К изложенному добавим еще несколько штрихов о близких (при всех культурно-психологических различиях восприятия) в трех литературах явлениях. Для всех виленских культур существовала, помимо национальной, сильно ощутимой и переживаемой, еще и
Все признавали и даже ощущали древнелитовский мифологический и исторический субстрат, литовский языческий пантеон, ставший неисчерпаемым источником поэзии и романтики. В контекст живой урбанистической культуры включалась культура археологическая — не только языческие памятники, но и архитектура прошлых эпох. И тогда достигалось то, что удачно названо «эффектом достоверного присутствия в подлинном месте», который становится повседневностью городской жизни.
Легенды и предания делались общим достоянием и общим источником, отчасти или значительно переосмысляясь в каждой национальной культуре, а на этой почве легко творились новые легенды и мифы. Барочный, декоративный город словно побуждал видеть в себе сценические пространства и декорации, среди которых и вершилось действие. Так, в воображении писателей и поэтов по городу имели обыкновение разгуливать статуи, создавая «скульптурные мифы». Два ярких примера уже приводилось: это скульптура Моисея и памятник Мицкевичу соответственно в еврейской и польской культуре. Дополню их и цитатой из литературы литовской: действие романа Йонаса Авижюса «Цвета хамелеона» происходит в Вильнюсе советского времени, и речь идет об уничтожении трех статуй с фронтона Кафедрального собора: «…Все не могу поверить тому, что вижу. Невозможная вещь! Трое святых — Казимир, Елена и Станислав — спрыгнули ночью с крыши Кафедрального собора… Несчастные самоубийцы! Нужно ли лучшее основание для рождения легенды о чуде? Только времена чудес давно прошли, и мы живем во времена грубой реальности, пропахшие порохом и кровью. Охваченный противоречивыми чувствами, я стоял у рассыпанного гипсового костра и не видел ничего вокруг. Мои горящие глаза затянуло мглой. Сквозь эту мглу я едва различал шесть колонн Собора. За ними должно быть столько же скульптур, на века застывших в нишах. Моисей, Авраам, четыре евангелиста. Мифологическая антика, поставленная служить людям великим искусством Возрождения. Хорошо видел, что эти скульптуры стоят, но не верил своим глазам. Обошел Собор вокруг, словно желая еще раз убедиться, что это то самое здание, то место, где наши праотцы возжигали святой огонь, возносили жертвы своим богам» (Avižius J. Chameleono spalvos. Vilnius, 1980. P. 262–263; в настоящее время статуи восстановлены).

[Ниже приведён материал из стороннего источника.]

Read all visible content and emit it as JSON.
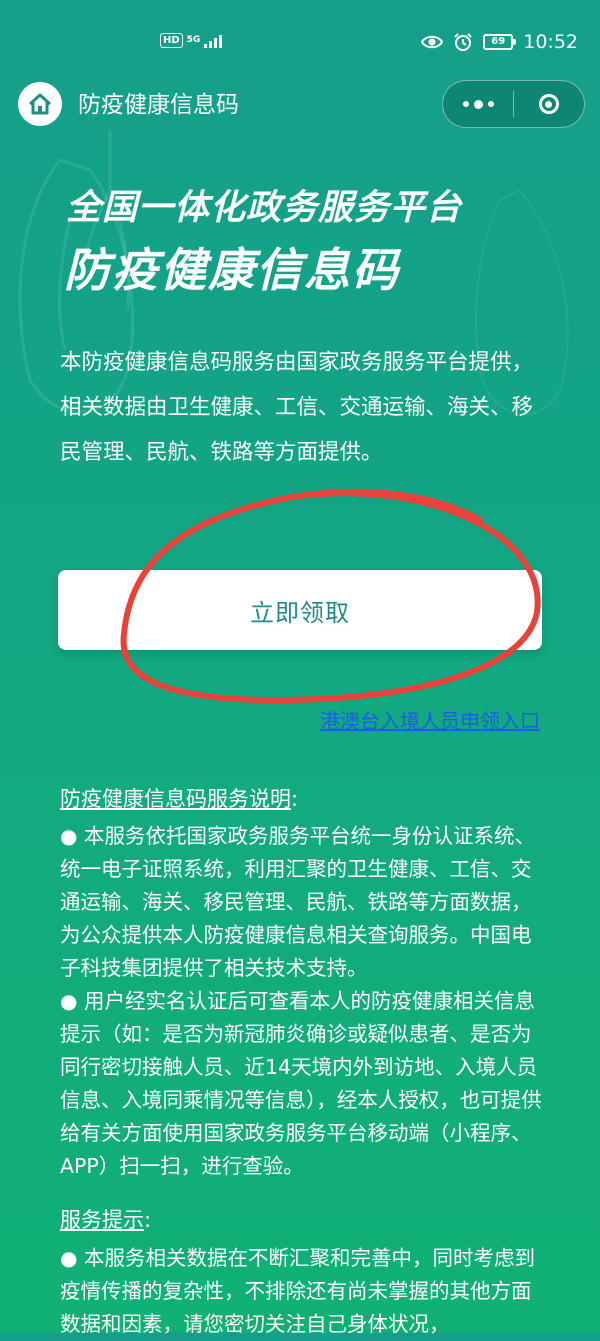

В близкой по смыслу плоскости располагаются и оживающие (или полуоживающие) вывески. Человек тоже начинал как-то «врастать» в архитектуру — и порою он приобретал ее черты, лицо, да и весь облик персонажа могли описываться в терминах архитектурного сооружения, точно так же как и древние здания приобретали черты человеческого облика.
К таким сюжетам в значительной степени «подталкивал» сам город: его архитектура (включая интерьеры) обильно украшена статуями, порою очень динамичными. Может быть, поэтому поэзии о Вильно присущ прием транспозиции в нее произведений других видов искусства (скульптуры, архитектуры, живописи, театра и др.).
Город, наполненный литературными локусами, не раз описанный как книга, пергамент, свиток, скрижаль, письмена, рифма, как текст, сам словно побуждал к чтению — в самом широком смысле, от каменных страниц архитектуры до созданных в нем и о нем произведений писателей.
Лишь попутно прозвучала здесь тема городов-аналогов. А ведь Вильно имеет красноречивый ряд уподоблений, не меньший, может быть, чем Петербург. Рим и Флоренция, Париж, Прага, Краков и Гданьск, Львов, Тарту, Афины, — вот лишь неполный их перечень. Подобное «проецирование» одного города на облики других городов «выявляет в нем структурные черты собственно Города, в том числе и наиболее архаичные» (Р. Тименчик), и для Вильно это очень характерно.